LA PAROLA

Dandy

La parola di oggi, dandy, è tratta  dal sito unaparolaalgiorno.it, encomiabile progetto nato nel 2010 dall’idea di due giovani poco più che ventenni – Massimo, dottore in psicologia, web designer, sviluppatore software e appassionato di fotografia, e Giorgio, 28 anni, dottore in giurisprudenza e scrittore – con l’intento di riscoprire parole belle e poco conosciute, che usiamo nel quotidiano ma di cui ignoriamo il potenziale originale. Parole, insomma, che ci permettano di arricchire di sfumature la tavolozza di colori che abbiamo a disposizione per comunicare. «Dalla qualità dei pensieri che facciamo – scrivono nel loro blog – dipende la qualità della nostra vita». TESSERE li apprezza molto.

UNAPAROLAALGIORNO.IT

Se si pensa al dandy si pensa ad Oscar Wilde, ma il dandy si è messo per via quando la strada non era nemmeno in vista del decadentismo, del successo di Wilde; figuriamoci, questa parola è attestata in inglese ai tempi della Rivoluzione americana, e il suo successo internazionale è coevo al Congresso di Vienna – uno sviluppo dal 1780 al 1815, grossomodo. Ne doveva passare di acqua sotto ai ponti, prima che si arrivasse al tramonto dell’Ottocento.

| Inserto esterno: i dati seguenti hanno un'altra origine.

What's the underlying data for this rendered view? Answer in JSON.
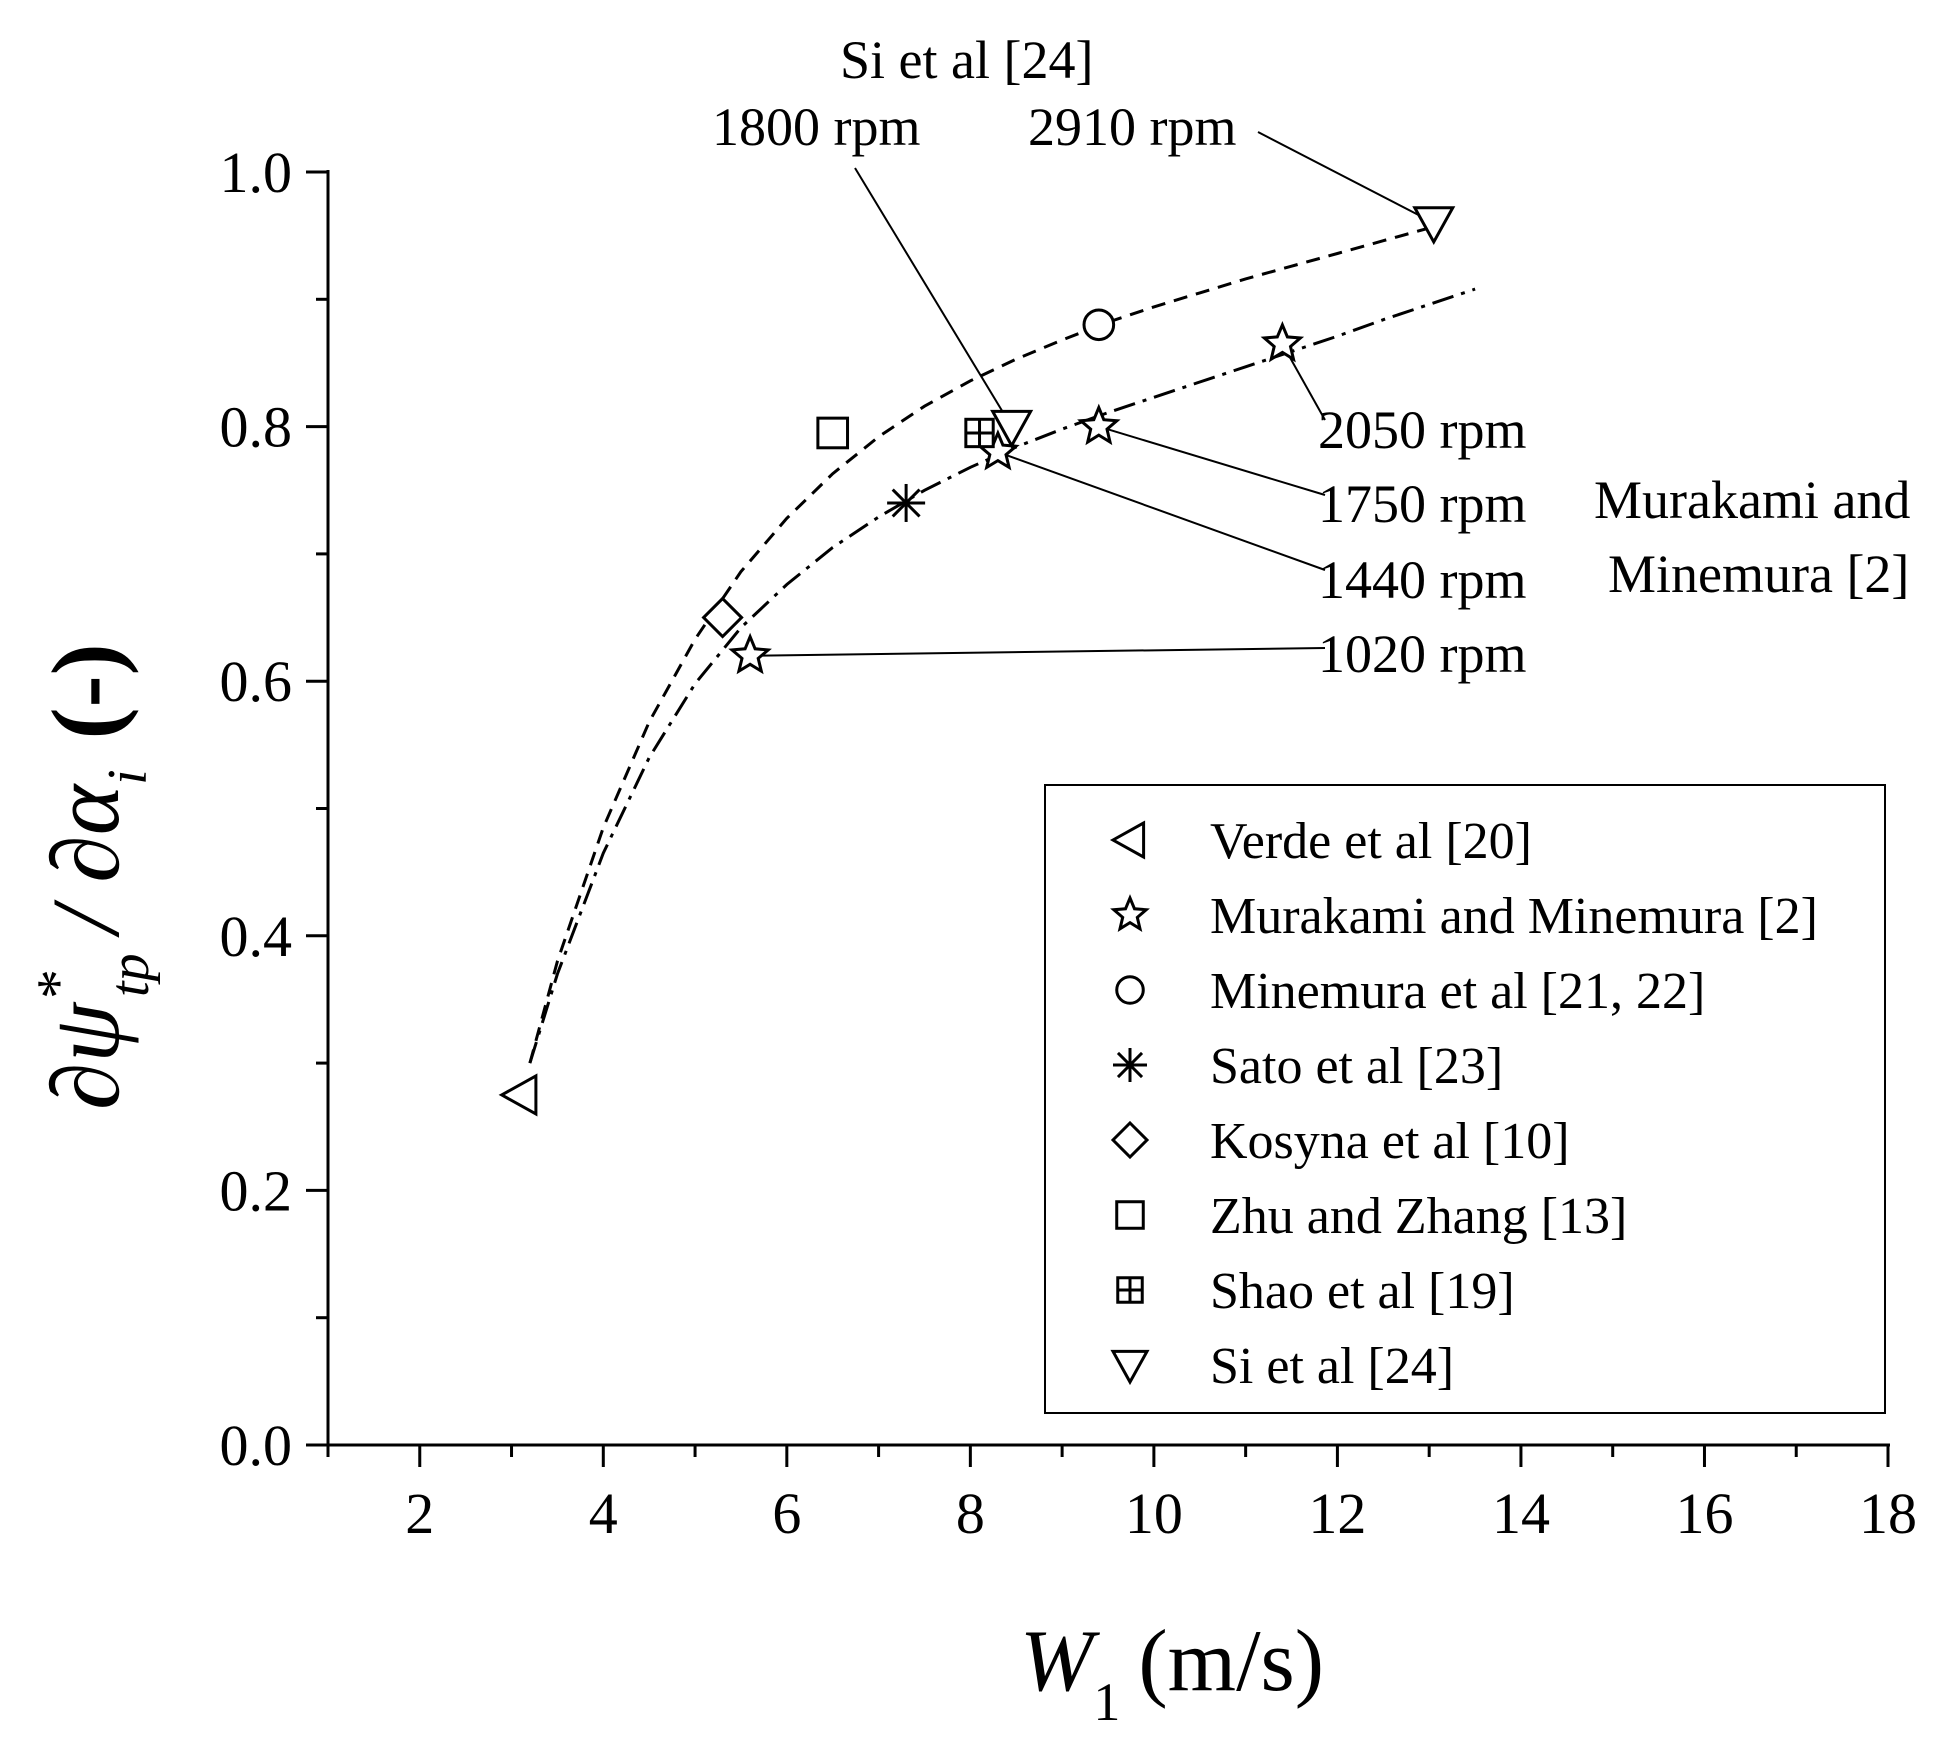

Piuttosto il dandismo si trova spesso aggiogato – quasi ne fosse il fondatore – alla personalità carismatica e arguta, dai modi ricercati e dallo squisito gusto nel vestire di George Bryan Brummell. Non si può negare il suo contributo nel superamento dello stile settecentesco, e quando immaginiamo uma mise maschile ottocentesca con tutta probabilità è la sua; ma non si può mettere sulle sue spalle il carico intero di un movimento culturale iniziato prima di lui e durato più di un secolo: la compiaciuta eccentricità del dandy, tutta rivolta alla ricerca del motto acuto, del portamento di finezza sontuosa, dell’abito un passo avanti alla moda senza gli eccessi sgangherati del secolo precedente ma con stravaganze tutte nuove e più composte, è una delle innumerevoli varietà di critica alla borghesia, al suo poco studiato conformismo, con un genere nuovo di affermazione dell’individualità, con un intento di distacco dal grossolano e dall’insipido compiuto coi mezzi più taglienti dell’ironia e dell’ingegno. Wilde col suo esempio sovrano guida in porto questa tendenza, che col suo successo diventa una categoria del pensiero destinata a durare – la maneggiamo ancora oggi.

Ragioniamo di quel dandy del nostro collega, del cui vestire si spettegola sempre ma che sempre piacevolmente sorprende; il critico d’arte non sarebbe tanto noto al grande pubblico se non fosse un vero dandy; e l’amico è vestito come un dandy anche quando passa la domenica a casa della zia.

Può non sembrare, ma la storia di questa parola è una delle più belle: un’origine ignota, forse misteriosamente collegata al nome Andrew, un successo montante, una moda, una moda opposta alla moda, una categoria astratta e generale di pensiero. È la storia di una trascendenza, scandita da persone con cui sarebbe stato molto bello uscire a cena.